The graph appears to be something like (A has been given the arbitrary value 10 for the purpose of illustration):
The various colours arise from ±. The graph is basically two horizontal parabolas touching at their vertices.
CHECK THE SOLUTION USING IMPLICIT DIFFERENTIATION
We arrived at the solution y=Ax/√(y^2-2x^2).
We can differentiate by using the identity d(u/v)/dx=(vu'-uv')/v^2, where u=Ax and v=√(y^2-2x^2).
So u'=A, v'=(2yy'-4x)/(2√(y^2-2x^2))=(yy'-2x)/√(y^2-2x^2).
Differentiating we get:
y'=(vu'-uv')/v^2=[A√(y^2-2x^2)-Ax(yy'-2x)/√(y^2-2x^2)]/(y^2-2x^2).
y'(y^2-2x^2)=[A(y^2-2x^2)-Ax(yy'-2x)]/√(y^2-2x^2)=A(y^2-2x^2-xyy'+2x^2)/√(y^2-2x^2)=A(y^2-xyy')/√(y^2-2x^2).
But y=Ax/√(y^2-2x^2), so A/√(y^2-2x^2)=y/x.
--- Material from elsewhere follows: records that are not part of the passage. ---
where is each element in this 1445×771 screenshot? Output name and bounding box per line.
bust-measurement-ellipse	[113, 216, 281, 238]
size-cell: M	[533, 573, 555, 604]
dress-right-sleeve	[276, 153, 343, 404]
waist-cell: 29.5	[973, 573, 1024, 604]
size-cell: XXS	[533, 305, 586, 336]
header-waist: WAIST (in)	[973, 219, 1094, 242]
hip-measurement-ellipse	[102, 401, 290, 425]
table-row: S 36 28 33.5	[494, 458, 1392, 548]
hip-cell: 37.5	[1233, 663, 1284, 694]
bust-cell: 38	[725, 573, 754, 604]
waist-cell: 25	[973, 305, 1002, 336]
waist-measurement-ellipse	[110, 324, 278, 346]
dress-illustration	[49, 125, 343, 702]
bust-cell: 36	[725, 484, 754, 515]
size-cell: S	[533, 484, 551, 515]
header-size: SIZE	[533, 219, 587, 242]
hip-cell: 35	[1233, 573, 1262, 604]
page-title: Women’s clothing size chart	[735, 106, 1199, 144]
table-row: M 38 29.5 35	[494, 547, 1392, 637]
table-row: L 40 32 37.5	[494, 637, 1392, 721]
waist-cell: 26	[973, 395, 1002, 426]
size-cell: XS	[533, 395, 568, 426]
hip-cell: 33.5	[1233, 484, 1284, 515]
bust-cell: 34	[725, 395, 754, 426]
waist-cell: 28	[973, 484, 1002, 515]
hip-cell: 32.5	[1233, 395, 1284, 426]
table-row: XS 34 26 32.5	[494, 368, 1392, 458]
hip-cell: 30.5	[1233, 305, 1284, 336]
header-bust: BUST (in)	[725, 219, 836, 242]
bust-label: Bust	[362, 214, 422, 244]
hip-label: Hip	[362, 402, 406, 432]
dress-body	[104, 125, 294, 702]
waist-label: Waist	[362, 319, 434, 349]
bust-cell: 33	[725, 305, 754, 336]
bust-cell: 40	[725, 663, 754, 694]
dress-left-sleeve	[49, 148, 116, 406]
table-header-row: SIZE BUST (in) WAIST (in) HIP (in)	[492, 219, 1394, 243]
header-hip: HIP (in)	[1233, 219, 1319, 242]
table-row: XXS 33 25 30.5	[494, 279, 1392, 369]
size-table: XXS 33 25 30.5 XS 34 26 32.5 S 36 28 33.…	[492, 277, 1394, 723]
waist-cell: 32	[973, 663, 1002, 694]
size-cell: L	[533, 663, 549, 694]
Therefore, y'(y^2-2x^2)=y(y^2-xyy')/x.
We need to find y' in terms of the other variables.
y'(xy^2-2x^3)=y^3-xy^2y'; y'(xy^2-2x^3+xy^2)=y^3=2y'(xy^2-x^3).
Rewriting y as dy/dx: y^3=2dy/dx(xy^2-x^3) or y^3dx+2(x^3-xy^2)dy=0, the original DE.
So the general solution, as an implicit equation, y=Ax/√(y^2-2x^2) is correct.